Tuesday, March 13, 2007

Virginity in Buenos Aires...


...does not exist (I`m talking about adults, of course, this is not pedophile paradise, so if you are one of that kind, get out of here!)
And I should have finished the blog there, but I can`t keep my big mouth shout.
Luckily, all those campaings that support virginity were not strong enough here to make our teenagers save themselves for their wedding night.
If you find a virgin here, take some pictures and treasure them cause you`ve found a very weird specimen of porteño/a.
I met a virgin once you know. She was 23 and I was 16. She was the friend of a friend. She was a weirdo of course. But not because she was a virgin. She thought that babies come out of the anus of the women. She thought that she peed with her vagina. Poor girl. Thank God that she didn`t have sex, who knows what she could have done....
Apart from her I`ve met other virgins. But they were desperate to stop being that, so they really don`t count...


9 comments:

nora said...

Do you mind it or want much more virgins? And the nuns? There aren't nuns in BA?
Best wishes,
Nora (Hungary)

Diva said...

hahaha, There are nuns, but once I was on a plane, and I talked with a priest and he told me that before becoming a priest, all the aspiring priests have sex with the nuns (I don`t know if that is true, but I believed him) Besides you can become a nun at 40 or whenever you want, so being a nun is not a proof that you are virgin.
And I don`t care, but I have to write about something.
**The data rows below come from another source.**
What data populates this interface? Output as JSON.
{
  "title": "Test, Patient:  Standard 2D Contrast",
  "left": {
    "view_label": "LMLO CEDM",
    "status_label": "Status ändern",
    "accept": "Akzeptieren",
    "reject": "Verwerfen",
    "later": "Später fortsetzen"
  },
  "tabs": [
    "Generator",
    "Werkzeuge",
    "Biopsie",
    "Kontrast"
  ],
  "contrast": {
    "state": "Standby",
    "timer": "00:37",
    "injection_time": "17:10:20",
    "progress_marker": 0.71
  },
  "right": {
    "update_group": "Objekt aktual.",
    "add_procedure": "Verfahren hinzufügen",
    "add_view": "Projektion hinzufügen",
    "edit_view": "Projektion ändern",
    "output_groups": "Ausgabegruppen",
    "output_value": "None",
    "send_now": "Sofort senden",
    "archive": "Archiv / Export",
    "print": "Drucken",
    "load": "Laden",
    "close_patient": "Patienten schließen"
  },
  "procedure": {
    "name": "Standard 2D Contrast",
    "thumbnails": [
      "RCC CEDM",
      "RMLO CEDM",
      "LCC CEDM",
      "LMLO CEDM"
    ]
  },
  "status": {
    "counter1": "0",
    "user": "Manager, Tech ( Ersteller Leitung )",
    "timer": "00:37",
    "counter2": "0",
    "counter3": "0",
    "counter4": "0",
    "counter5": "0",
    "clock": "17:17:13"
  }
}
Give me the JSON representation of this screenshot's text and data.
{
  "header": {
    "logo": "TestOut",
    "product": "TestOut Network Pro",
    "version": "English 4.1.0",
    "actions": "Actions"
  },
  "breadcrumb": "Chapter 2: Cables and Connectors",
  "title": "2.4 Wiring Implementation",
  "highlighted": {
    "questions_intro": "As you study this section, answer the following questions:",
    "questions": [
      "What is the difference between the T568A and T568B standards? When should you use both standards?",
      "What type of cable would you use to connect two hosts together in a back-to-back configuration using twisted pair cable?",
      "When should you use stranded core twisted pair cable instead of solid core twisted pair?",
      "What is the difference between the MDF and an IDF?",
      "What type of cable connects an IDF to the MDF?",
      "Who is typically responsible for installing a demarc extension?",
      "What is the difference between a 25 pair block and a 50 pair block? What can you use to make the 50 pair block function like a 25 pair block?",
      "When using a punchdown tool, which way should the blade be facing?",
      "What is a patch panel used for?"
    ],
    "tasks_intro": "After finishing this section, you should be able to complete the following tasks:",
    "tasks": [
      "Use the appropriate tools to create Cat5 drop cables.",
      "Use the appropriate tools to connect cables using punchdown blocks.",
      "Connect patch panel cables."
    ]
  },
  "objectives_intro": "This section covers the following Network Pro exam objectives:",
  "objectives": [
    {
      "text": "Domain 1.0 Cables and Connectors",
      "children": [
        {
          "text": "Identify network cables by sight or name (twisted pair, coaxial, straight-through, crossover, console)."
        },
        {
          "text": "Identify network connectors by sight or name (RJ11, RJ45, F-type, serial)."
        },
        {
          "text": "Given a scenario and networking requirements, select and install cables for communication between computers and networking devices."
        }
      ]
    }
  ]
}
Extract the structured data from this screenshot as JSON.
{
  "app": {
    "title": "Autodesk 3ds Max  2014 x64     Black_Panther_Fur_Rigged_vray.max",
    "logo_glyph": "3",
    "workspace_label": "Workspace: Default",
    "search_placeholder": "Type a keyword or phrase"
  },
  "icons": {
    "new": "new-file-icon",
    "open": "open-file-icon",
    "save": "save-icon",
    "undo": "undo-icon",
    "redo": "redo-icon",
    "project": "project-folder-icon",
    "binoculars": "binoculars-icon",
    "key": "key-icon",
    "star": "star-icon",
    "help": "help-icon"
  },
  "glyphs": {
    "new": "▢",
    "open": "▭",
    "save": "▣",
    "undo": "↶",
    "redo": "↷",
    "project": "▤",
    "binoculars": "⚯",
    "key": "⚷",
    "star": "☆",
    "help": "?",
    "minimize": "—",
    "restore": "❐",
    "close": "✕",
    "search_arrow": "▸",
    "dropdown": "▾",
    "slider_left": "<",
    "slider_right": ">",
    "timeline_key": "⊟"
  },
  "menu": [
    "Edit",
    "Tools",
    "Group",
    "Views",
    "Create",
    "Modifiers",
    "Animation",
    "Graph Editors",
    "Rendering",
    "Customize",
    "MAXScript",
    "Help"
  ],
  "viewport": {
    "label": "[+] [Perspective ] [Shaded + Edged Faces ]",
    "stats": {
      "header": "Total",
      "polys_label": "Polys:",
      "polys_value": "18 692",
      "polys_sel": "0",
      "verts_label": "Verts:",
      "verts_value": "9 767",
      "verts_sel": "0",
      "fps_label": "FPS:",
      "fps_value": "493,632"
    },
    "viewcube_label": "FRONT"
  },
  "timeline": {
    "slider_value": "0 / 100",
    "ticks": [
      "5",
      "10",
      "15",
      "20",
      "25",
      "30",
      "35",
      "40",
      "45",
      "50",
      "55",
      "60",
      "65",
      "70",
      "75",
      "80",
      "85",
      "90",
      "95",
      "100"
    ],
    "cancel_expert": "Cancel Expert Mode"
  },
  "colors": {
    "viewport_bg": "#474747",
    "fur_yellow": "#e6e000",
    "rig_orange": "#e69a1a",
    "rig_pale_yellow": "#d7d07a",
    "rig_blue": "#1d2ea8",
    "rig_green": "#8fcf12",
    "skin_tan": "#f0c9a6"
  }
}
SEnd me Ideas nora! please.

nathan said...

i like the sexual symbolism in the picture

Diva said...

I`m glad that you saw that nathan!!!! I`m ready to play that game that you organize don`t you think?

Cesar from ATB said...

LOL I gotta say, when my sister was going to an all-girl high school in Buenos Aires she was full of similar observations.

Diva said...

Hi Cesar. I forgot about catholic schools. The girls that go to those kind of places lost their virginity 3 years earlier than the rest of the population. Those camping that they organize are basically big orgys

emily said...

You got sex-talked by a priest? on a plane?? I can't tell if that's kind of hot or just horrifying. Maybe he was just a perv in a collar?

I wish I was Catholic.

Frank.Sugar&Spice said...

How did that subject come up with a Priest? Are you the kind that can get anyone to talk about just about anything Diva? Maybe you should be a shrink.

Diva said...

Hi emily and frank. You know that whole trip was crazy. When I was flying on my way to Europe, there was a nun sited next to me. trying to convince me that I should be a nun. Don`t you think is crazy? Me? A nun? And on my way back home, I`m sited next to the priest (but luckily he changed planes) who was confessing all that stuff. Maybe it was a joke. Who knows.
People trust me (why won`t they) and I`m a very good listener and I`m very interested about people`s stories and life's, so I think that hat`s what make them so chatty when they are next to me.